Even with hugely higher taxes we’ll still be marching toward default — and the military cuts will make war more likely.
On or about the end of this year, some big things will be happening with federal government income and outlays. These are commonly referred to as “the fiscal cliff.” Although these changes are complicated, I can simplify them a bit by leaving some small items out.
Basically, the substantial tax cuts George Bush put through on personal income, on dividends, on estates, on capital gains, will expire. That means taxes, especially for upper income persons and for those with large holdings of stocks, and with large estates, will go up quite dramatically. Some estimates put the total increase in the neighborhood of eight to nine percentage points for a high income earner.
The effect on stocks will be large, since the rate in dividends — a large part of the return on stocks — will more than double. That will make stocks less valuable by a goodly margin. Look out below.
The total intake from these tax increases is likely to be in the range of very roughly $250 billion (and I emphasize that this is a rough number) in 2013. There will also, slightly later, be the Obamacare tax hikes on high earners, which will add about 3.5 percentage points to the income tax rate for those with what the Obama regime dubs high income earners.
This abrupt drop off of the Bush tax cuts came because the legislative branch and Mr.
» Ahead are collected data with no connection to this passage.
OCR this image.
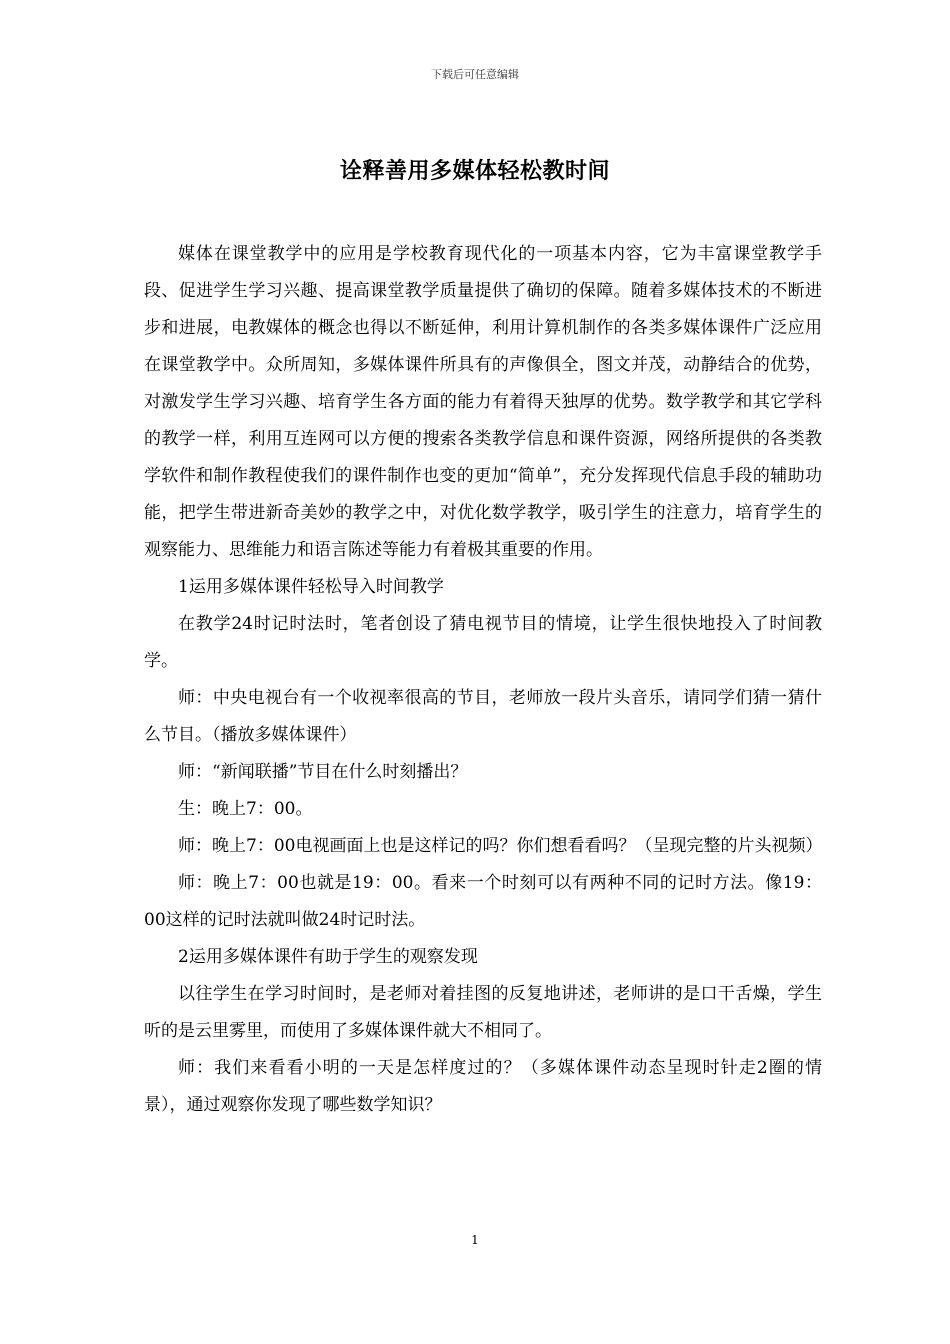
下载后可任意编辑
诠释善用多媒体轻松教时间

媒体在课堂教学中的应用是学校教育现代化的一项基本内容，它为丰富课堂教学手段、促进学生学习兴趣、提高课堂教学质量提供了确切的保障。随着多媒体技术的不断进步和进展，电教媒体的概念也得以不断延伸，利用计算机制作的各类多媒体课件广泛应用在课堂教学中。众所周知，多媒体课件所具有的声像俱全，图文并茂，动静结合的优势，对激发学生学习兴趣、培育学生各方面的能力有着得天独厚的优势。数学教学和其它学科的教学一样，利用互连网可以方便的搜索各类教学信息和课件资源，网络所提供的各类教学软件和制作教程使我们的课件制作也变的更加“简单”，充分发挥现代信息手段的辅助功能，把学生带进新奇美妙的教学之中，对优化数学教学，吸引学生的注意力，培育学生的观察能力、思维能力和语言陈述等能力有着极其重要的作用。

1运用多媒体课件轻松导入时间教学

在教学24时记时法时，笔者创设了猜电视节目的情境，让学生很快地投入了时间教学。

师：中央电视台有一个收视率很高的节目，老师放一段片头音乐，请同学们猜一猜什么节目。（播放多媒体课件）

师：“新闻联播”节目在什么时刻播出？

生：晚上7：00。

师：晚上7：00电视画面上也是这样记的吗？你们想看看吗？（呈现完整的片头视频）

师：晚上7：00也就是19：00。看来一个时刻可以有两种不同的记时方法。像19：00这样的记时法就叫做24时记时法。

2运用多媒体课件有助于学生的观察发现

以往学生在学习时间时，是老师对着挂图的反复地讲述，老师讲的是口干舌燥，学生听的是云里雾里，而使用了多媒体课件就大不相同了。

师：我们来看看小明的一天是怎样度过的？（多媒体课件动态呈现时针走2圈的情景），通过观察你发现了哪些数学知识？

1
Obama could not agree on a more nuanced and gradual way to raise taxes following the expiration of the Bush era tax cuts.
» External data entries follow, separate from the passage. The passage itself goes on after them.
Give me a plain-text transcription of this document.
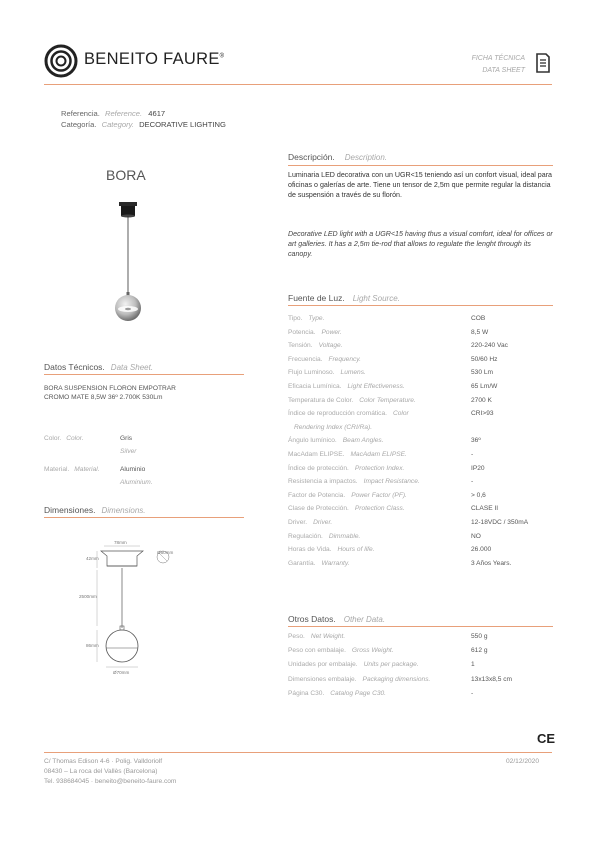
BENEITO FAURE®	FICHA TÉCNICA
DATA SHEET
Referencia. Reference. 4617
Categoría. Category. DECORATIVE LIGHTING
BORA
Descripción. Description.
Luminaria LED decorativa con un UGR<15 teniendo así un confort visual, ideal para oficinas o galerías de arte. Tiene un tensor de 2,5m que permite regular la distancia de suspensión a través de su florón.
Decorative LED light with a UGR<15 having thus a visual comfort, ideal for offices or art galleries. It has a 2,5m tie-rod that allows to regulate the lenght through its canopy.
Fuente de Luz. Light Source.
Tipo. Type.	COB
Potencia. Power.	8,5 W
Tensión. Voltage.	220-240 Vac
Frecuencia. Frequency.	50/60 Hz
Flujo Luminoso. Lumens.	530 Lm
Eficacia Lumínica. Light Effectiveness.	65 Lm/W
Temperatura de Color. Color Temperature.	2700 K
Índice de reproducción cromática. Color	CRI>93
Rendering Index (CRI/Ra).
Ángulo lumínico. Beam Angles.	36º
MacAdam ELIPSE. MacAdam ELIPSE.	-
Índice de protección. Protection Index.	IP20
Resistencia a impactos. Impact Resistance.	-
Factor de Potencia. Power Factor (PF).	> 0,6
Clase de Protección. Protection Class.	CLASE II
Driver. Driver.	12-18VDC / 350mA
Regulación. Dimmable.	NO
Horas de Vida. Hours of life.	26.000
Garantía. Warranty.	3 Años Years.
Otros Datos. Other Data.
Peso. Net Weight.	550 g
Peso con embalaje. Gross Weight.	612 g
Unidades por embalaje. Units per package.	1
Dimensiones embalaje. Packaging dimensions.	13x13x8,5 cm
Página C30. Catalog Page C30.	-
Datos Técnicos. Data Sheet.
BORA SUSPENSION FLORON EMPOTRAR
CROMO MATE 8,5W 36º 2.700K 530Lm
Color. Color.	Gris
Silver
Material. Material.	Aluminio
Aluminium.
Dimensiones. Dimensions.
78mm
Ø60mm
42mm
2500mm
86mm
Ø70mm
CE
C/ Thomas Edison 4-6 · Polig. Valldoriolf
08430 – La roca del Vallès (Barcelona)
Tel. 938684045 · beneito@beneito-faure.com
02/12/2020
At the same moment, the federal government will begin what it calls “the sequester,” in which very roughly another $300 billion will be lopped from federal spending. The slight majority will be from defense and the rest from “discretionary” federal spending, i.e., not interest on the debt or pensions.
The “sequester” came about because Congress and Mr. Obama could not agree on a plan to more selectively decrease federal spending than the meat axe approach. It troubles me very much because in this challenging world, I do not see the value of cutting defense spending. The principle at work here seems to be one that my father used to describe as, “We’ll do something good for the country — civilian cuts—as long as we can also do something bad for the country — defense cuts.” While China raises its war fighting spending rapidly, we will be hammering ours down. To me, this makes no sense.
In fact, in a nation where there are still so many out of work, I don’t see the point of the civilian cuts right now, either.
But, here come a few points:
The point of the “fiscal cliff” and the sequester is to cut the deficit and attack the immense federal debt. But our spending and debt problems are so large that even with the tax hikes and the budget cuts, our deficit will still be roughly $500 billion in the next fiscal year — one of the five largest deficits on record — and our national debt will be racing towards $20 trillion.
That is how deep a hole we are in. The combination of Bush era tax cuts plus wars plus the stupendous deficits of the first Obama term have put us into a fiscal swamp. Even with these terrible cuts, we will still be marching towards default.
But it gets worse. There will be similar, perhaps larger cuts to spending in the next nine years. At the end of that time, there is some question as to whether we will be able to defend ourselves as a nation — and our national debt will still be rocketing upwards as Obamacare kicks in.
How did this happen? The responsibility, in my mind, largely rests with a well meaning but mistaken idea: that drastic cuts in income taxes would raise economic activity so much that we would collect more federal revenue. There never was any data proving this. There never was meaningful theory proving this — i.e., that large tax cuts would raise productivity and labor force participation dramatically. In fact, the data showed otherwise. Nevertheless, the tax cuts went through under Bush 43, and spending exploded under Obama, and now we are in for it.
The chickens have come home to roost, as the old saying goes.
To coin another old saying, taxes, especially for the high income earners here in California, where I live, are going “sky high.” Instead of a roughly 35% top federal rate, we will have a roughly 43% top federal rate. At the state level, with Jerry Brown’s new taxes in effect retroactively, we will have a top state income tax rate of roughly 15%. Then, we get the Obamacare hike and we are — whaam — over 50% and more on the way, because we will still be running big deficits.